Cyberbullying in 2016 continues to claim teen lives
Although bullycides are no longer front-page news, they continue to occur around the world. Here is a sample of a few 2016 tragedies.
Britney Mazzoncini of Glasgow, Scotland, had been bullied at school and online for a long time. She wrote about it including a message to her tormenters: “Starting to get sick of wee lassies calling me a riddy and this and that. . . .If you have a problem with me then delete me and if you’re being cheeky then you will just be blocked.” Britney overdosed on anti-anxiety pills in July, 2016. She planned on becoming a police officer. Britney was 16.
Felix Alexander was 17 when he ended his life in Worcester, England. His mother bravely wrote a letter calling on people to do more to prevent further loss of our youth. She commented that Felix had to endure online bullying by people who he had never even met. “His confidence and self-esteem had been eroded over a long period of time. . . . It began with unkindness and social isolation and the cruel abuse became overwhelming.” Felix placed himself in front of a train in April, 2016.

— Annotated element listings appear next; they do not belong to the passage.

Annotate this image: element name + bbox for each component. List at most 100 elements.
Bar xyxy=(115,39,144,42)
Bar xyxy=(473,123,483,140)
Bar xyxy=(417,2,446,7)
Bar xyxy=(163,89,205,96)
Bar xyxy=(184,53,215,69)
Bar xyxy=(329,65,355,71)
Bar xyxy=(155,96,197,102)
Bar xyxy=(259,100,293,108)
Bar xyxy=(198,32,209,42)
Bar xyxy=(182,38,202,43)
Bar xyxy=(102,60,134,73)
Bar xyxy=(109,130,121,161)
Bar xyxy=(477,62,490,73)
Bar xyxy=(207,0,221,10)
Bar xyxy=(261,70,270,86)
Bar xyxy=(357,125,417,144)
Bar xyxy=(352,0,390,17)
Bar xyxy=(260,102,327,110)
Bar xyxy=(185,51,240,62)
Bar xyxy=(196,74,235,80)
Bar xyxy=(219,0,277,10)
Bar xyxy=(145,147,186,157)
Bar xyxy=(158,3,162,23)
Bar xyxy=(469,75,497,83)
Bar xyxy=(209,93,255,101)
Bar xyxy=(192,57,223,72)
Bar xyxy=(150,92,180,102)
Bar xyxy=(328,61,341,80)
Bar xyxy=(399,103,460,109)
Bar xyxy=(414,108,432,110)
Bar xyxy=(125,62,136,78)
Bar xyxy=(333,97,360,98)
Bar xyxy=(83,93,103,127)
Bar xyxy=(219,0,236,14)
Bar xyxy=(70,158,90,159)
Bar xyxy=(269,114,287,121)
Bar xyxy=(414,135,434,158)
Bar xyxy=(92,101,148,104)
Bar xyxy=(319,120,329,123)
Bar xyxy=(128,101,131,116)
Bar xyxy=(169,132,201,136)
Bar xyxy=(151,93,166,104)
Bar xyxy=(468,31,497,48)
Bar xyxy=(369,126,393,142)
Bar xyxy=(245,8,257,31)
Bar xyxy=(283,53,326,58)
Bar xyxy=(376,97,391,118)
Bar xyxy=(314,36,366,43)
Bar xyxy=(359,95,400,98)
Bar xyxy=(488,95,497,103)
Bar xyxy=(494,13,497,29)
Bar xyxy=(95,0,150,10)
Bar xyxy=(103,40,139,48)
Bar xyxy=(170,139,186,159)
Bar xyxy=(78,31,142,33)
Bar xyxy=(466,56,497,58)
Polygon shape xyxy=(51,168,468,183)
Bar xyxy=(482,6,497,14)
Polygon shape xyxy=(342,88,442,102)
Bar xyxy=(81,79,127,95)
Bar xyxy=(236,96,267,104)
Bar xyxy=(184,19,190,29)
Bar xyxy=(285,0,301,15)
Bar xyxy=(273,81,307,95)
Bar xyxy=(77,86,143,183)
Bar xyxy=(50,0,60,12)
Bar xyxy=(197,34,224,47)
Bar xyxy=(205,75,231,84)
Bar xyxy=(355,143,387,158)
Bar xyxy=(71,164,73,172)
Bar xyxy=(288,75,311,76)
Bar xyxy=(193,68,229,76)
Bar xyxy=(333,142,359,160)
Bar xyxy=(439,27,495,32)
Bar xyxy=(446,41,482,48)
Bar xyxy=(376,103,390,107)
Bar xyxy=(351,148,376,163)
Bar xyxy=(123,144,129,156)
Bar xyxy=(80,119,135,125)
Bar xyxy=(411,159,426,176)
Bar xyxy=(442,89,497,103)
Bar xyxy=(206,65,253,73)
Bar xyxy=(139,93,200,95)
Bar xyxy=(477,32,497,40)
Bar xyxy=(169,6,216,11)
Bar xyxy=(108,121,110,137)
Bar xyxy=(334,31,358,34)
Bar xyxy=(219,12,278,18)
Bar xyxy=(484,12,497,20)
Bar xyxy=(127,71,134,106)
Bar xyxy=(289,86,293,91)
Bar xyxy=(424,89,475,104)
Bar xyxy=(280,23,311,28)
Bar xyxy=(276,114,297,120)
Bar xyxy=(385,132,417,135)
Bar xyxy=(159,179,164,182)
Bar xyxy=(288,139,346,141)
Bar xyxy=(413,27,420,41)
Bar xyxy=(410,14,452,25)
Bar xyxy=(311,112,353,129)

Cecci Porter was a 17-year-old senior at Westside High School in Dayton, Idaho. Reportedly, someone set up a Facebook account under a false name. Cecci’s father said that she was “viciously harassed” online, stating that “They just said terrible, graphic things about her and told her to kill herself.” Her parents arranged for counseling and limited her phone time. Cecci had nine brothers and sisters, and was active in sports at school. Her dad commented that she had a “big spirit and a big heart.” Cecci took her own life in February, 2016.
Kyana Vergara was described by her school principal at Ross Intermediate in New Zealand as a “wonderful student who was involved in a wide range of school activities, had many friends and was well-respected in her class.” Yet, the 12 year-old didn’t share everything with her family and friends. Her older sister, Aundrea, explained that “Unfortunately my baby sister had a secret she wouldn’t tell anyone and that was that she was being bullied.” Kyana took her life at home in January, 2016.
David Molak was a 16 year-old sophomore in Texas when the bullying on Instagram started. Some of the messages included “We’re going to put him six feet under,” and we’re “going to put him in a body bag.” David’s brother, Cliff, believes the bullies didn’t like his new relationship with a popular girl at school, and he was bullied over his physical appearance. His parents moved him to a private school, but the bullying followed him online. His brother commented that the night before he died, David received more bullying text messages. Cliff posted on Facebook that David “stared off into the distance for what seemed like an hour. I could feel his pain. It was a tangible pain.” David hanged himself on January 4, 2016.
Brandy Vela, age 18 and a high school senior in Texas City, Texas, shot herself in the chest on November 29, 2016 in her bedroom. She was taken to the hospital and passed away shortly thereafter. She had been bullied on social media for over a year with fake pages, sexual comments and criticisms regarding her weight. Brandy sent an email to her family about her plans. They rushed home and found her alive, but couldn’t convince her to put the gun down. In March, 2017, two people were arrested in Texas and charged with crimes related to Brandy’s death including stalking and online impersonation. Andres Arturo Villagomez, age 21, and Karinthya Sanchez Romero, age 22 are Brandy’s ex-boyfriend and his new girlfriend.
Keep in mind what Ellen says at the end of each show: “Be kind to each other.” Kindness can mean a great deal to a friend or stranger. And it’s free!!